L’Italia del nuoto delle olimpiadi è la metafora del nostro Paese. Non vince, annaspa, è male organizzata e si è allenata male. Per di più è sufficiente che al suo interno qualcuno si lamenti per censurarlo come “inutilmente polemico”, “allarmistico”, “irresponsabile”.

Un Paese (al pari di una federazione sportiva) retta da dinosauri, immobili, incapaci di una minima autocritica, in età avanzata ed incapaci di progettare uno spizzico di futuro, incapaci di rischiare, senza sogni né speranze. Con un solo scopo nella vita: perpetuare e legittimare il proprio potere, possibilmente ampliarlo, certamente mantenerlo a tutti i costi. Disinteressati completamente al bene comune. Il quale, anzi, diviene lo strumento per appagare i propri insaziabili appetiti.

Perché questa classe dirigente (ergo, digerente come l’ho soprannominata da tempo) è autoreferenziale, parassitaria, fondata solo su privilegi e arricchimento personale, arroganza e disprezzo del comune sentire.

E l’Italia affonda ma loro galleggiano, placidi con l’occhio vitreo, al più col boccaglio a portata di mano.

Le false riforme di questi mesi lo hanno dimostrato. La spending review è un atto pleonastico di una politica assente, illusoria, arrogante. Il fare finta di tagliare la spesa, peraltro come ultimo atto e non come esempio virtuoso di un Paese che cambia. Fingere affinchè si inoculi il convincimento che vi sia uguaglianza tra uno Stato parassita (in realtà chi lo amministra e governa) e i cittadini spremuti come olive.

Ed ancor peggio, si additano le olive come responsabili del dissesto con una campagna strisciante e subliminale secondo la quale se l’Italia è affondata è solo colpa degli evasori. Tutti evasori, dunque tutti responsabili. Si nasconde abilmente come il dissesto sia dovuto invece particolarmente a corruzione, gestione affaristica della spesa pubblica, partitocrazia e gerontocrazia che hanno soppiantato la democrazia.

Ed ecco allora che si da una piccola rifinitura agli enti inutili ma senza decespugliarli del tutto. Ed ecco che i privilegi vengono solo ridimensionati (qualche auto blu in meno, una limatina alle indennità, qualche spesuccia in meno di rappresentanza etc.) ma non eliminati. Per procedere a tale farsa abbiamo dovuto incaricare un soggetto esterno con una delega però ristretta come un caffè espresso.
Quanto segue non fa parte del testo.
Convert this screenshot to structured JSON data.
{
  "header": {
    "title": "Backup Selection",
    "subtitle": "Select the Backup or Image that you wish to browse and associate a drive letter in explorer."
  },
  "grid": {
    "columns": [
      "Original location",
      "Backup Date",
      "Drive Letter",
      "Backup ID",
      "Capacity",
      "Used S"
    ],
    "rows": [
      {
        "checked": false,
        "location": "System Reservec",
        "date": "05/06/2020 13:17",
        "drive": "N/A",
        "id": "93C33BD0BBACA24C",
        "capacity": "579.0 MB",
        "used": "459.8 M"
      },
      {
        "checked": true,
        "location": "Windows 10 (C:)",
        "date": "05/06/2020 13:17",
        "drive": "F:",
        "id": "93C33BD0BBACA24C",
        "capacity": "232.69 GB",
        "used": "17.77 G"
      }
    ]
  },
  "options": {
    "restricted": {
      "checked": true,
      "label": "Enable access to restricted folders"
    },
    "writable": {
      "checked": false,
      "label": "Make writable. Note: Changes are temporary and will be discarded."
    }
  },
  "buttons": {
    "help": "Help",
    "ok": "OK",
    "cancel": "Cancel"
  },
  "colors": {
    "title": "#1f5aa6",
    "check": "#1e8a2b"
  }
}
La riforma del lavoro viene fatta in modo grottesco, generando esodati dal numero indefinito, non intervenendo minimamente sul costo del lavoro e invocando la tutela dei “giovani” come alibi.

Vorrei chiedere al presidente del Consiglio e ai suoi ministri che cosa abbiano fatto realmente per i giovani. Oltre che a usarli per sperticarsi in slogan lacrimosi. Se la disoccupazione aumenta vertiginosamente, le famiglie si impoveriscono, la depressione aumenta, la speranza per il futuro è sepolta, la gente vende oro e i beni personali, qualche motivo ci sarà.

Qualcuno storcerà il naso e mi accuserà di populismo. Purtroppo è triste realismo. I Partiti (come scrive Gramellini oggi su La Stampa) pensano solo a sopravvivere, senza pudore alcuno.

Da questa situazione si può uscire solo con “capitani” coraggiosi, sensibili, intelligenti, preparati, che abbiano un progetto per il futuro, che lo propongano, che lo condividano, che lo indichino, che facciano sognare ma senza illudere, disinteressati, che abbiano un’etica granitica. I quali abbiano il buon senso di farsi da parte, poco dopo e lascino la prosecuzione del lavoro ad altri. Senso di responsabilità, senso del pudore, buon senso.

Nei partiti italiani si hanno solo bolsi, scialbi e sinistri figuri che vivono di politica alle spalle nostre da decenni. Qualcuno anche da 70 anni, ergendosi a figura etica e saggia.

Se non hanno il coraggio di fare autocritica e di comprendere che è il momento di farsi da parte, è il caso che noi glielo si dica chiaramente. Mandiamogli una bella lettera di licenziamento collettiva. Per giusta causa.

Gli italiani sanno nuotare, hanno una delle piscine più belle del mondo, hanno giovani virgulti, hanno passione, idee, intelligenze. Devono solo cambiare la federazione.